Из-под передка трактора на миг появилось скорбное, мазутное лицо Непременного, пугнувшее каким-то неожиданным блеском глаз, и тут же исчезло.
— Опять фрикцион, детка! — спокойно подтвердил догадку мальчика Лапо, и его жесткая ладонь тронула Сережину макушку, но не погладила, не приласкала, а только коснулась, как припечатала. — Опять он!
— Что ж так не везет передовикам? — насмешливо спросила мать, переступая с ноги на ногу. — Должно, грехи мешают?
— Да уж передовики! — посмеиваясь, ответил Лапо, кивнув в сторону трактора, где гремел Непременный. — Будь у этого грейдера мотор, он бы на всей целине дороги сделал…

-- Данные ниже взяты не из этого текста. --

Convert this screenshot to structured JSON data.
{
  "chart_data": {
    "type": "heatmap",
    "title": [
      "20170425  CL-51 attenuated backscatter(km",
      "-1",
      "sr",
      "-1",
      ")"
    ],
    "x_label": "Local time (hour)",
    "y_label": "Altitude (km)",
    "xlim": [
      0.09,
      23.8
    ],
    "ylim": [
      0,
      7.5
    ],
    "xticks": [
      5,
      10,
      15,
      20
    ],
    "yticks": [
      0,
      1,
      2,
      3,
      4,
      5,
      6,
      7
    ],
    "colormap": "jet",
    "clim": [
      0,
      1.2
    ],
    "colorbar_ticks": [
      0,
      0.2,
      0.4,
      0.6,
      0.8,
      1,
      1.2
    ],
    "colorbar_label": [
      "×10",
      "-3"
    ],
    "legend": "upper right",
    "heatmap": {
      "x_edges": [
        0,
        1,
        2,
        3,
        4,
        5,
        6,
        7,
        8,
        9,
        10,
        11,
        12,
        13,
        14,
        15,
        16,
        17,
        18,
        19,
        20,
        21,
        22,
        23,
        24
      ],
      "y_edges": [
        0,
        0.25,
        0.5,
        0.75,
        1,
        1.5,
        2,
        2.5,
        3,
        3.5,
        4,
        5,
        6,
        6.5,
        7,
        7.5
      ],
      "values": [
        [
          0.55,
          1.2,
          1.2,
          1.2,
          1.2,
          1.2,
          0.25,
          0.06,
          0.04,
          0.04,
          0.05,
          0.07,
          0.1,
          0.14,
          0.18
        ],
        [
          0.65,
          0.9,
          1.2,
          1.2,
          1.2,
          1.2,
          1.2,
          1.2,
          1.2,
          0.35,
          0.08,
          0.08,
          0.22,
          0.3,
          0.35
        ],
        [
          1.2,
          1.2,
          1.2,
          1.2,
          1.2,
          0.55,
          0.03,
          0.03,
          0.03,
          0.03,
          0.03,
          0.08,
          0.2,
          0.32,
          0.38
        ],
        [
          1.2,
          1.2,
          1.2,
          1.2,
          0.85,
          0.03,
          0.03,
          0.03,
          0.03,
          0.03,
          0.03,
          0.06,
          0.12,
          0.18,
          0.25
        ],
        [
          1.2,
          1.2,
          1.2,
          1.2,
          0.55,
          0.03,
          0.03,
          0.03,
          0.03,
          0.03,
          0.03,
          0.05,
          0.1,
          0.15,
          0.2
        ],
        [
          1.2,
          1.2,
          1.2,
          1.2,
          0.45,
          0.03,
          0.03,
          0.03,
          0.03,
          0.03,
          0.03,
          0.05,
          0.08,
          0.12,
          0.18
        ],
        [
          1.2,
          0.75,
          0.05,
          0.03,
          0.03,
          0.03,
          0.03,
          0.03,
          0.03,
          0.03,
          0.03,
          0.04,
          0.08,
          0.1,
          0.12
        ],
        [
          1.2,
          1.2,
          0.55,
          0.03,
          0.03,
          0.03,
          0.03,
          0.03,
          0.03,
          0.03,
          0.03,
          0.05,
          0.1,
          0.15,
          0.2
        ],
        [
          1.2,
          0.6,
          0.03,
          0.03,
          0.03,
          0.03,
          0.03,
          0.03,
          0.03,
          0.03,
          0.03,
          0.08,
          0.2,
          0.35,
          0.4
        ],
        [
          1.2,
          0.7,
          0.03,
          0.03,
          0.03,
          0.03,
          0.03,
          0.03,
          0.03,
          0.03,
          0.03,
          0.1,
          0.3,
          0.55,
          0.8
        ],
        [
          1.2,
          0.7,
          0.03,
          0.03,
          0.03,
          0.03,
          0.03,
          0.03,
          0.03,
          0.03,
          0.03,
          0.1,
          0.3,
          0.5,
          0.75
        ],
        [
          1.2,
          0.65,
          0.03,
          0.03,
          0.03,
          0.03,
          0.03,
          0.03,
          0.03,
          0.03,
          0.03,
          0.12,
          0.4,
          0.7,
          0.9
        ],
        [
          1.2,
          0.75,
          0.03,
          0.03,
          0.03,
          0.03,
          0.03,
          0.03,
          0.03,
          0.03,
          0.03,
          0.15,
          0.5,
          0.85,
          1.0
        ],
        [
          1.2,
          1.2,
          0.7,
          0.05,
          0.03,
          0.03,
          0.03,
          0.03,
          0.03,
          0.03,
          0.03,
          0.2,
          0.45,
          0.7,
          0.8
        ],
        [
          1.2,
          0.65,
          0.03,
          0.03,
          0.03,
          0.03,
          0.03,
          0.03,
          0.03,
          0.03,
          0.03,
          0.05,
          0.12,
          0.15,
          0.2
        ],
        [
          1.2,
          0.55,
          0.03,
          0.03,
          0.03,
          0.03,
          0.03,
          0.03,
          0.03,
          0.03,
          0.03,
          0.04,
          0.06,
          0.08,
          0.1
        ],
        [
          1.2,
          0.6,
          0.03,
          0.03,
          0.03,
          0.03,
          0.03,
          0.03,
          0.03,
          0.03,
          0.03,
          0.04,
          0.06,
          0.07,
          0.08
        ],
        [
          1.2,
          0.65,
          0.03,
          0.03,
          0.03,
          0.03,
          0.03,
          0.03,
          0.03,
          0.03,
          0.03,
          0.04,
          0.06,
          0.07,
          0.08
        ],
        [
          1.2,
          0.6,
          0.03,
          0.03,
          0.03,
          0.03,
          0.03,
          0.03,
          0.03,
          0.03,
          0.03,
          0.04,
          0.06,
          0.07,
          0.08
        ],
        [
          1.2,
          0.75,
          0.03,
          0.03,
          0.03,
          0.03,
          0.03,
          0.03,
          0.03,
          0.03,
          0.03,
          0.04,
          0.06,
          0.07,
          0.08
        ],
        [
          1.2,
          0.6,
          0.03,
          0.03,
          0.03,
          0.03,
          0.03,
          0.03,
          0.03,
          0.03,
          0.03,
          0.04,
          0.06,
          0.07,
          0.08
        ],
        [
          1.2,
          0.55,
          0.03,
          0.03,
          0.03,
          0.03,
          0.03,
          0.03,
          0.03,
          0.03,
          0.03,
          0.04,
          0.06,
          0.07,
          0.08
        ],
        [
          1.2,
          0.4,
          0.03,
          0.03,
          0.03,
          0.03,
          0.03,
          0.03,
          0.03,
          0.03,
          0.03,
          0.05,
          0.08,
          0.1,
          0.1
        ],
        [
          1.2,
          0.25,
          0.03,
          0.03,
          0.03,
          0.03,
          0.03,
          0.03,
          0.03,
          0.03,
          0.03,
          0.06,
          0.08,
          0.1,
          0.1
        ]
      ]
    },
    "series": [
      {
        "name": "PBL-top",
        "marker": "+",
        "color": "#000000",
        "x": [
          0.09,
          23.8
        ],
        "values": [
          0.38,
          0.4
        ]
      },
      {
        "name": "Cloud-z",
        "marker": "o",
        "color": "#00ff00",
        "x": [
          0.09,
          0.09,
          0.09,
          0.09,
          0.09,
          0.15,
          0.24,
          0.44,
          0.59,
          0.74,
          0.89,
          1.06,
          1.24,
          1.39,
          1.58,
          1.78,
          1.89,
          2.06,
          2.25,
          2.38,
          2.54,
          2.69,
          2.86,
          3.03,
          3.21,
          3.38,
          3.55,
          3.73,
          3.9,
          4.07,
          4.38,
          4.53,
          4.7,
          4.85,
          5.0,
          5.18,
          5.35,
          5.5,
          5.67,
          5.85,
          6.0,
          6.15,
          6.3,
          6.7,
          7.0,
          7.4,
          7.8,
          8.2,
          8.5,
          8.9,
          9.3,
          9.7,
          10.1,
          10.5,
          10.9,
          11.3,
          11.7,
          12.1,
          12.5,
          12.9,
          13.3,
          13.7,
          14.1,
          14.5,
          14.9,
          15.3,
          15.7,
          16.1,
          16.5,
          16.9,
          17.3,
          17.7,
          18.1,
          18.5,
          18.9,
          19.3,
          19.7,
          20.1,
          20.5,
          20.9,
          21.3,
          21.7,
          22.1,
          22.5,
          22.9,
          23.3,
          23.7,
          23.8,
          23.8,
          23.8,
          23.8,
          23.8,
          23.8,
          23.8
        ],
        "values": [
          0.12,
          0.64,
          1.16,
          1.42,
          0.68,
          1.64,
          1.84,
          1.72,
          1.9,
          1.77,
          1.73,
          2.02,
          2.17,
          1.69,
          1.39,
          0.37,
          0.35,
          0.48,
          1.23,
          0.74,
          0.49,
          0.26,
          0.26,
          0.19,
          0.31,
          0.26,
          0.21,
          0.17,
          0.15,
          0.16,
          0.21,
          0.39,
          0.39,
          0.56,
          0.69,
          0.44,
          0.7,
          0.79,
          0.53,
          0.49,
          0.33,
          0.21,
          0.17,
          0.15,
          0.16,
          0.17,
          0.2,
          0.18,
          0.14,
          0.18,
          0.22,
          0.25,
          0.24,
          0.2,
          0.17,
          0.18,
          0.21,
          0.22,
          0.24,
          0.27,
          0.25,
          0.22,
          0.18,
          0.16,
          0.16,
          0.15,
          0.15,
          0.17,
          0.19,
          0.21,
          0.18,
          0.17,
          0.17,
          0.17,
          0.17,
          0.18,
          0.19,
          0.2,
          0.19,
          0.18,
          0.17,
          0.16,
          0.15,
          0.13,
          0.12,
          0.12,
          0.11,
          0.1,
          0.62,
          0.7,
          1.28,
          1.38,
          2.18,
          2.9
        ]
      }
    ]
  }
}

Сереже вдруг не понравилось, как смеется напарник Непременного, — неестественно, словно играет.
Сережа обошел трактор.
Грейдер подковырнул стальным ножом земляной пласт. Он был сухой, весь переплетен тонкими коричневыми нитями корней. Металл грейдера отдавал жаром даже на расстоянии.
Лапо и мать все разговаривали.
Он начал скучать, ведь разговор, как и ремонт трактора, может продолжаться бесконечно. Но тут их прервал глухой, словно из-под земли, голос Непременного:
— Пассатижи дай!
Сережа тут же вытянул из брезентовой сумки небольшие теплые плоскогубцы и положил их в мазутную руку тракториста. Мать сказала буднично и строго:
— Пойдем.
К хотя разговор кончился, Сережа видел, что она еще долго несла на лице улыбку, была оживлена и чем-то взволнована. Дома мать села в горнице, перед зеркалом, в котором отражалась кровать, этажерка с голубой шкатулкой, стеклянными вазочками, сундук. Стала внимательно рассматривать свое отражение.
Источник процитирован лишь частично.